Loon

Stratospheric transport, jets, and a better simulation of ozone’s fingerprint on Antarctic climate

Bodeker Scientific Contacts
Greg Bodeker

Funding Programme
New Zealand Antarctic Research Institute

Duration
2014 - 2015

Background

Stratospheric transport, and in particular barriers to transport, largely determines the distribution of radiatively active gases (e.g. ozone) and hence their fingerprint on the warming of the atmosphere. These processes are often not well simulated in atmosphere-ocean global climate models.

Hundreds of long-duration stratospheric balloons were flown by Google to provide internet access to remote locations (see here) .

Bodeker Scientific used Loon balloon position data to reveal in unprecedented detail the transport processes, and small-scale turbulent diffusion processes, active in the southern high latitude stratosphere. Our research contributed to fundamental understanding of stratospheric dynamics and its role in climate.
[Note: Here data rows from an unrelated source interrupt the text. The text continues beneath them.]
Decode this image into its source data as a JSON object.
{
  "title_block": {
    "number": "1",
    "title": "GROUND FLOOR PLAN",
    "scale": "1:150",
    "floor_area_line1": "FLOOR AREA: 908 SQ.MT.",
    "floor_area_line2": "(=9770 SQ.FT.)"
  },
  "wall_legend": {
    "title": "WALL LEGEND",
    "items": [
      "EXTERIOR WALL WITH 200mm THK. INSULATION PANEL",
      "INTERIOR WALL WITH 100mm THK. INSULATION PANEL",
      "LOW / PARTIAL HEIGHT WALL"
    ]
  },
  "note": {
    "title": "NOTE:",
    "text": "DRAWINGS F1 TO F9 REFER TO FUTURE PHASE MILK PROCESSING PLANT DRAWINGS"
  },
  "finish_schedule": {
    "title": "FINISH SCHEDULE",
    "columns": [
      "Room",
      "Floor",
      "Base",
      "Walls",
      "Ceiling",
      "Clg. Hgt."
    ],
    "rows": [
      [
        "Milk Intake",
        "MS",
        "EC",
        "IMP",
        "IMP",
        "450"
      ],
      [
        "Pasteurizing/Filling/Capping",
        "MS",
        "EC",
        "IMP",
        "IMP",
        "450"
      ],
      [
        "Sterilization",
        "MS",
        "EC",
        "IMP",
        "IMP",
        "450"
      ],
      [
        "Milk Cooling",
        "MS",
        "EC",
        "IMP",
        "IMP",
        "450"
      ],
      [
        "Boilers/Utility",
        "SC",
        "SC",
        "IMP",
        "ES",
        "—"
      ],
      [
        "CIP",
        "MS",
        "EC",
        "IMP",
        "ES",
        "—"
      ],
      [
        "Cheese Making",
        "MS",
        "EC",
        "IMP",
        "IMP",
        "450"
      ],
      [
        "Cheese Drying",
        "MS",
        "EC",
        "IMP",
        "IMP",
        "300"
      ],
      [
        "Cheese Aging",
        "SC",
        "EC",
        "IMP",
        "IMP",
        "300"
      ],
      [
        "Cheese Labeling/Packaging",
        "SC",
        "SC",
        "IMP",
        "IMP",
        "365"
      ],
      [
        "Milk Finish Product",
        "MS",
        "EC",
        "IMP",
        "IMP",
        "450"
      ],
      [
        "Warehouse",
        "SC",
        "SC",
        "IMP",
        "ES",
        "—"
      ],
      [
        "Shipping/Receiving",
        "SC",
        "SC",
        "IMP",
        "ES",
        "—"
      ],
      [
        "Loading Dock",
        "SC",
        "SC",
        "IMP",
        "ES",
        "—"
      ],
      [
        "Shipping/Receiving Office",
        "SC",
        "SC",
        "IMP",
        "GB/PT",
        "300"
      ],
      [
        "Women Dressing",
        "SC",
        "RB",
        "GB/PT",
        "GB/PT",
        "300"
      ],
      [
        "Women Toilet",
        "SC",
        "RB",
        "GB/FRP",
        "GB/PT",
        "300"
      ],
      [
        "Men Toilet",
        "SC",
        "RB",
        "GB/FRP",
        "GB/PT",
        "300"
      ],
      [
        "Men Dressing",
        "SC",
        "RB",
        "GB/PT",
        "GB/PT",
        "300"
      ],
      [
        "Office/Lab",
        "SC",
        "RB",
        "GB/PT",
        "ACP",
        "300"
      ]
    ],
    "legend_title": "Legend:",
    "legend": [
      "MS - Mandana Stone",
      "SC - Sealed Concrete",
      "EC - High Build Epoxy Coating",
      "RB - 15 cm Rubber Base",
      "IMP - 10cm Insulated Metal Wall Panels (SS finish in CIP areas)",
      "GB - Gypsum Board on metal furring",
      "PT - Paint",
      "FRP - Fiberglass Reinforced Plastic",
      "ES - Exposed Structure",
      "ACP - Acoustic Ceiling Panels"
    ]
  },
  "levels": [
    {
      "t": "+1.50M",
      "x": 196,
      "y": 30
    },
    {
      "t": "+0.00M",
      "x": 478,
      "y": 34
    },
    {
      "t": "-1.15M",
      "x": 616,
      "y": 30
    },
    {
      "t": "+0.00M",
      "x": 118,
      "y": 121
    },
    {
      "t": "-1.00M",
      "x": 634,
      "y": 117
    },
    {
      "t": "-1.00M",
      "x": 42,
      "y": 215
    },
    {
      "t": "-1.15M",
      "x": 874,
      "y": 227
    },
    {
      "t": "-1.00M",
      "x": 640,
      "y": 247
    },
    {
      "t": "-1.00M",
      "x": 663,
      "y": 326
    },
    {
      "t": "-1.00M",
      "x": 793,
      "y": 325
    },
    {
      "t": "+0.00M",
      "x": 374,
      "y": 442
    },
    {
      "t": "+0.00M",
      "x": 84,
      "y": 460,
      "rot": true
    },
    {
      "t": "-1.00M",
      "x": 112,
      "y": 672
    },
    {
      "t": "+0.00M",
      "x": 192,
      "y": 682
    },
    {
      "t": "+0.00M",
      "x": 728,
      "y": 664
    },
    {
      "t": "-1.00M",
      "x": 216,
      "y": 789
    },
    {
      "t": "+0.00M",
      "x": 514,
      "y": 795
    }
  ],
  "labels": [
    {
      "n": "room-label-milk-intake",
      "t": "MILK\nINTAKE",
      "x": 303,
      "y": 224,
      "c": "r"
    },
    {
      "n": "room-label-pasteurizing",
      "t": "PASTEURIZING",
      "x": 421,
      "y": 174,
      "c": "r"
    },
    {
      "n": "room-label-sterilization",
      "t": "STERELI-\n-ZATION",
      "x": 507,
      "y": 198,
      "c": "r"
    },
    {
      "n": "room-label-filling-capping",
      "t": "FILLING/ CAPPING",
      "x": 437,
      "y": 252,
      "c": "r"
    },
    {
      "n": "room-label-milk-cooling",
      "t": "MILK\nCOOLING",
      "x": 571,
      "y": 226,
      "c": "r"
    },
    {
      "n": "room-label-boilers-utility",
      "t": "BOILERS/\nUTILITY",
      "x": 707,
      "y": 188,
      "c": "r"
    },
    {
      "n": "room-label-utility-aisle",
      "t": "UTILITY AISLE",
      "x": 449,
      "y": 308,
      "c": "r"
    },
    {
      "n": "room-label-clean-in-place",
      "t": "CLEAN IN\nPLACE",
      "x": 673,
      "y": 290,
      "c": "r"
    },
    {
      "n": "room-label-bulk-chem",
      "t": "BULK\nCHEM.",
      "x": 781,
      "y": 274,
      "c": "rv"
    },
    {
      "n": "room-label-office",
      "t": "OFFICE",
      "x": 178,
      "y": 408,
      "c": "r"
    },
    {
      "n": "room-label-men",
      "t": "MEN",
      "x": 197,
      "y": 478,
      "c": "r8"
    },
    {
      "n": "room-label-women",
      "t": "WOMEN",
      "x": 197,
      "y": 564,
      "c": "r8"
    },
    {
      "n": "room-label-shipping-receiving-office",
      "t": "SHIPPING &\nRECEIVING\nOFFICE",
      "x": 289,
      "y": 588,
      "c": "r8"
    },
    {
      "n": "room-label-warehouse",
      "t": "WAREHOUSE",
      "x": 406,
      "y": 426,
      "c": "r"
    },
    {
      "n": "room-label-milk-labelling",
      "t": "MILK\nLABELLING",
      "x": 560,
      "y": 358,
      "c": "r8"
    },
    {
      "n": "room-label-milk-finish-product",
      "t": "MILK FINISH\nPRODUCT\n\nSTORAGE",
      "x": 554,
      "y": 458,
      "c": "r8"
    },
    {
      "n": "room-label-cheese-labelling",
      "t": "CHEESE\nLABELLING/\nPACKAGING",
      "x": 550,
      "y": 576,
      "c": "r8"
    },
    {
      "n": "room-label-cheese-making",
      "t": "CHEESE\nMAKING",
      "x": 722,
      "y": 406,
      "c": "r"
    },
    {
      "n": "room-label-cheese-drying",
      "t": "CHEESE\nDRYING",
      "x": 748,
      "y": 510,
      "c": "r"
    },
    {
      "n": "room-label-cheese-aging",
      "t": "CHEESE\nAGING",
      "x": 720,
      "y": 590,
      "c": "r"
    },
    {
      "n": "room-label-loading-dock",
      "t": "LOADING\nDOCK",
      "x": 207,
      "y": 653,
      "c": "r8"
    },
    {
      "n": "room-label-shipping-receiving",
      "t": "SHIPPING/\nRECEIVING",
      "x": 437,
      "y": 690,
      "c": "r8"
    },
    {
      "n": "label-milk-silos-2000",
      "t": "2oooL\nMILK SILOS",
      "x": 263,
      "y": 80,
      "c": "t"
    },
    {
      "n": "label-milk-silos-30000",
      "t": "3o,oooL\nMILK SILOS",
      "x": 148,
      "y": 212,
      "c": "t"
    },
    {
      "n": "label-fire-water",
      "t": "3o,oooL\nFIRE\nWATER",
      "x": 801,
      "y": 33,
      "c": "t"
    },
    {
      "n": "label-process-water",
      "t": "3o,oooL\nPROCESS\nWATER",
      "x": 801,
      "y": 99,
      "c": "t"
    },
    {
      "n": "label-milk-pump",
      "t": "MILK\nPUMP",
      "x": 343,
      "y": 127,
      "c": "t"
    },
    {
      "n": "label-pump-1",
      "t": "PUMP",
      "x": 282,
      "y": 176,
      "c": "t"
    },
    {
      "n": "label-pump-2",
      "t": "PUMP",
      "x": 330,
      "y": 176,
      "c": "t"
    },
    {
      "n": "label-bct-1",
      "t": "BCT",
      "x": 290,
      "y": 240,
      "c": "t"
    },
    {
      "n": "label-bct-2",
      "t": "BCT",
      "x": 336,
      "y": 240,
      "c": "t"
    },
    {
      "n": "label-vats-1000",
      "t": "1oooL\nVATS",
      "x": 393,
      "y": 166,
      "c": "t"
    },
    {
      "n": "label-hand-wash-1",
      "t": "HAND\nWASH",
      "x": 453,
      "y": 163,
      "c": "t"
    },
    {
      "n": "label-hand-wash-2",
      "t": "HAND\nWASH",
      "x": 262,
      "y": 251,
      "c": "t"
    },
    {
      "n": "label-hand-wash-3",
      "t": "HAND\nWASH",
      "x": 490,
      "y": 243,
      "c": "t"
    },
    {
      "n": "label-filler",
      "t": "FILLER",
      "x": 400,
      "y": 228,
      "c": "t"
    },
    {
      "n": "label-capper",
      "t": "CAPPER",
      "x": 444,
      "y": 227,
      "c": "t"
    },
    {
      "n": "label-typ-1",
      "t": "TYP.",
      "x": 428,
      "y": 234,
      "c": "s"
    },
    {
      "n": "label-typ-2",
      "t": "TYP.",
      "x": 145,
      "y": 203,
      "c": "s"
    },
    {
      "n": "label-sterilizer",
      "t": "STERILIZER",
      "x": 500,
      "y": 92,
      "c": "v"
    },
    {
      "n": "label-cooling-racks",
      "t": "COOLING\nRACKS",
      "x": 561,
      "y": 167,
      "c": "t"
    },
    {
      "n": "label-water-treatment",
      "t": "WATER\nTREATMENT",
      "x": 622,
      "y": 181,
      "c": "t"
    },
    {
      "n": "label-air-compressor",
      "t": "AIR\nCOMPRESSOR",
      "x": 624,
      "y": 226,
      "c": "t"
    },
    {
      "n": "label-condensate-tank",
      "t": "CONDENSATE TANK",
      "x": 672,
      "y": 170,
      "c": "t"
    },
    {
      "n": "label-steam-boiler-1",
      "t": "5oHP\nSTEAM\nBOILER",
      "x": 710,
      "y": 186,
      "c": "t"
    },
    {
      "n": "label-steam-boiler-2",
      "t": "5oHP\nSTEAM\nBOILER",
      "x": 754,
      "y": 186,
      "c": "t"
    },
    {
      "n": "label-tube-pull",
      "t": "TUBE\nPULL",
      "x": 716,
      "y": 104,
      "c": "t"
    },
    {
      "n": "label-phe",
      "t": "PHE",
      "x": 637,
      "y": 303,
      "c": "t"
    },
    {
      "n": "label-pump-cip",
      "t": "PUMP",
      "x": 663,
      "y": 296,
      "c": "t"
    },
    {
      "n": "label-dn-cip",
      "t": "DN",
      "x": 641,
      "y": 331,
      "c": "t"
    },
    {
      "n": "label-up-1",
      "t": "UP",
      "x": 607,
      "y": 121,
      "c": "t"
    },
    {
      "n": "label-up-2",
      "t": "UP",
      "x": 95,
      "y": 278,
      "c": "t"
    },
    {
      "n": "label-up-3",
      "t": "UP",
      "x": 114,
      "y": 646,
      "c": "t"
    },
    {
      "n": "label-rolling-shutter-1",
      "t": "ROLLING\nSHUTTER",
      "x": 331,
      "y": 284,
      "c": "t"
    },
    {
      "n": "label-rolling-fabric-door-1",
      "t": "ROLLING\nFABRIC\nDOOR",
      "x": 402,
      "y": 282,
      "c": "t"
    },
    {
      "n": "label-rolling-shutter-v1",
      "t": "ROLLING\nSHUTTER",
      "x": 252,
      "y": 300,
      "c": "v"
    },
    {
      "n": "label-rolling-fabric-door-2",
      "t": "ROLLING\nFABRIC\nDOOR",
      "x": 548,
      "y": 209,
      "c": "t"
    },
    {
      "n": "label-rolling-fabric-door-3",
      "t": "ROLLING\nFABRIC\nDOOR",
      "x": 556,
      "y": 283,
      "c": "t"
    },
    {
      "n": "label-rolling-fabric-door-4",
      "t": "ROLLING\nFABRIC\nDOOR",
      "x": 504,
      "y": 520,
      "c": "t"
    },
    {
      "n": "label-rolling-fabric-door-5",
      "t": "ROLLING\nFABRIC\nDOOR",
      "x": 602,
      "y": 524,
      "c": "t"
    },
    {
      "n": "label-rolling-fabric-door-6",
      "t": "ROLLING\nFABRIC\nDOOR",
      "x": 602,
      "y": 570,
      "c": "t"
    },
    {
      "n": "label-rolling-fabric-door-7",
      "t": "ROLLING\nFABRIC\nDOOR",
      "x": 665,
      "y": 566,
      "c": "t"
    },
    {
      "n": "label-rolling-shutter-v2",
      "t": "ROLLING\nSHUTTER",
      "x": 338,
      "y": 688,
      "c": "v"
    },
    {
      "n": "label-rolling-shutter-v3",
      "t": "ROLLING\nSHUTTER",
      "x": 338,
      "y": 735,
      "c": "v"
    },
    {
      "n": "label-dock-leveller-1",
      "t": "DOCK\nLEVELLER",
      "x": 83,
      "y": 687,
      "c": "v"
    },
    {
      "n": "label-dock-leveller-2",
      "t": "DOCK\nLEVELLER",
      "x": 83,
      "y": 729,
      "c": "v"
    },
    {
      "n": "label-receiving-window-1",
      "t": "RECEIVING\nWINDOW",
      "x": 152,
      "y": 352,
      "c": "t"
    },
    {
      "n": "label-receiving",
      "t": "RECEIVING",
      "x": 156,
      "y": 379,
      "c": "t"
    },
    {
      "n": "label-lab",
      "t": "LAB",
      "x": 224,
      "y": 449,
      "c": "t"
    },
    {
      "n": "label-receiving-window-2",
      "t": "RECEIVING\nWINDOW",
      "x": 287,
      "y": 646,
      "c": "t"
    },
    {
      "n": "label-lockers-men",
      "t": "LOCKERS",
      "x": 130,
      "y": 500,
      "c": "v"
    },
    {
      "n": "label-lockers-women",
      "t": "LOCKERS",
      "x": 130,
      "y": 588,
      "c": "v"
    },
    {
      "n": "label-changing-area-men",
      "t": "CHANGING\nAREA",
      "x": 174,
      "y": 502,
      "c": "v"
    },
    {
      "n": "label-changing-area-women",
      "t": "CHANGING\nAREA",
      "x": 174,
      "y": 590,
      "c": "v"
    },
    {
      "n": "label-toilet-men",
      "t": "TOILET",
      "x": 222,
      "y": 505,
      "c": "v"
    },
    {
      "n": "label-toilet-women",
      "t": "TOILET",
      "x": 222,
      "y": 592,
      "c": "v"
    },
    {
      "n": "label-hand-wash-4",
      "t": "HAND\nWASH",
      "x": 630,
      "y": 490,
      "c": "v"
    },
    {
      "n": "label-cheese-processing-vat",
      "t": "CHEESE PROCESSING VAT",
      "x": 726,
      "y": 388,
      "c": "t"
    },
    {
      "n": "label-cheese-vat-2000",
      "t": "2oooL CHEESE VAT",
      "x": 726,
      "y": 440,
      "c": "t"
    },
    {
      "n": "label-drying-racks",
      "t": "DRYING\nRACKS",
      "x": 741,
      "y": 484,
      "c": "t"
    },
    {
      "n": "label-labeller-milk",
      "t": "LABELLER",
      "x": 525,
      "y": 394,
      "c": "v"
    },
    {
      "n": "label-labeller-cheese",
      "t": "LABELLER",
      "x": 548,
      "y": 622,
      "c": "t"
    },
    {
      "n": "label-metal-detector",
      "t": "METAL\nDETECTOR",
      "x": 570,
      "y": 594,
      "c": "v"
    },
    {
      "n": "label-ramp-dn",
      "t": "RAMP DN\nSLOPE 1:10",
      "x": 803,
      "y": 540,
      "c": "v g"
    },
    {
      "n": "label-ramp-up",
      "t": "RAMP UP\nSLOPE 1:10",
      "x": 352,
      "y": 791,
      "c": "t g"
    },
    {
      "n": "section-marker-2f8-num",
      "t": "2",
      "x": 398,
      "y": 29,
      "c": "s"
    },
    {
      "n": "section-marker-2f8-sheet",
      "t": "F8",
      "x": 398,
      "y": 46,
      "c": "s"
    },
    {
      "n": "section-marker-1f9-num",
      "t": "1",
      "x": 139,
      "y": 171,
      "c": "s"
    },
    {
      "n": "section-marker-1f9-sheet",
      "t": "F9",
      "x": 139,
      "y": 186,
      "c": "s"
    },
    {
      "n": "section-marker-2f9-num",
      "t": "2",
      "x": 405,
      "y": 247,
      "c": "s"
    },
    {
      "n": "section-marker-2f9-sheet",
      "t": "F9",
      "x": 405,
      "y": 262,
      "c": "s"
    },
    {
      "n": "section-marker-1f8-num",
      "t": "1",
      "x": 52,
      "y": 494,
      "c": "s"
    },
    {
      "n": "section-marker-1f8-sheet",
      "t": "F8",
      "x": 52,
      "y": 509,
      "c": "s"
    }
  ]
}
This was a small (1 year) research project funded through the New Zealand Antarctic Research Institute.

Research Aims

The main purpose of this project was to analyse an unprecedented database of stratospheric air parcel trajectories obtained from a suite of many hundreds (eventually many thousands) of stratospheric long-duration balloons to identify, describe, and better understand large-scale transport processes and small-scale turbulent diffusion processes that drive irreversible mixing of air masses in the stratosphere.

Transport processes are resolved by current models (e.g. 0.5°×0.5° model grids) and are therefore also resolved in reanalyses which assimilate available observations into these models. On the other hand, small-scale turbulent diffusion processes, and other processes smaller than the grid resolution such as gravity waves, are not resolved at current model resolution and must be parameterized. Improved understanding of these processes is the foundation for better simulating the morphology of fields of radiatively active gases and their fingerprint on the climate system.

Our goals:

  • Greatly add to fundamental understanding of the physical processes that drive large-scale transport resolved by models and processes that drive small-scale turbulent diffusion that causes irreversible mixing and is unresolved in models.

  • Provide much needed validation of meteorological reanalyses products over Southern Hemisphere middle and high latitudes. The outcomes from this study may then contribute to the SPARC (Stratosphere-troposphere Processes And their Role in Climate) reanalysis intercomparison project (S-RIP).

  • Better understand the dynamical containment properties of the Antarctic stratospheric vortex which determine the steepness of tracer gradients across the vortex edge, the pattern of radiative forcing, and hence the strength of stratospheric jets.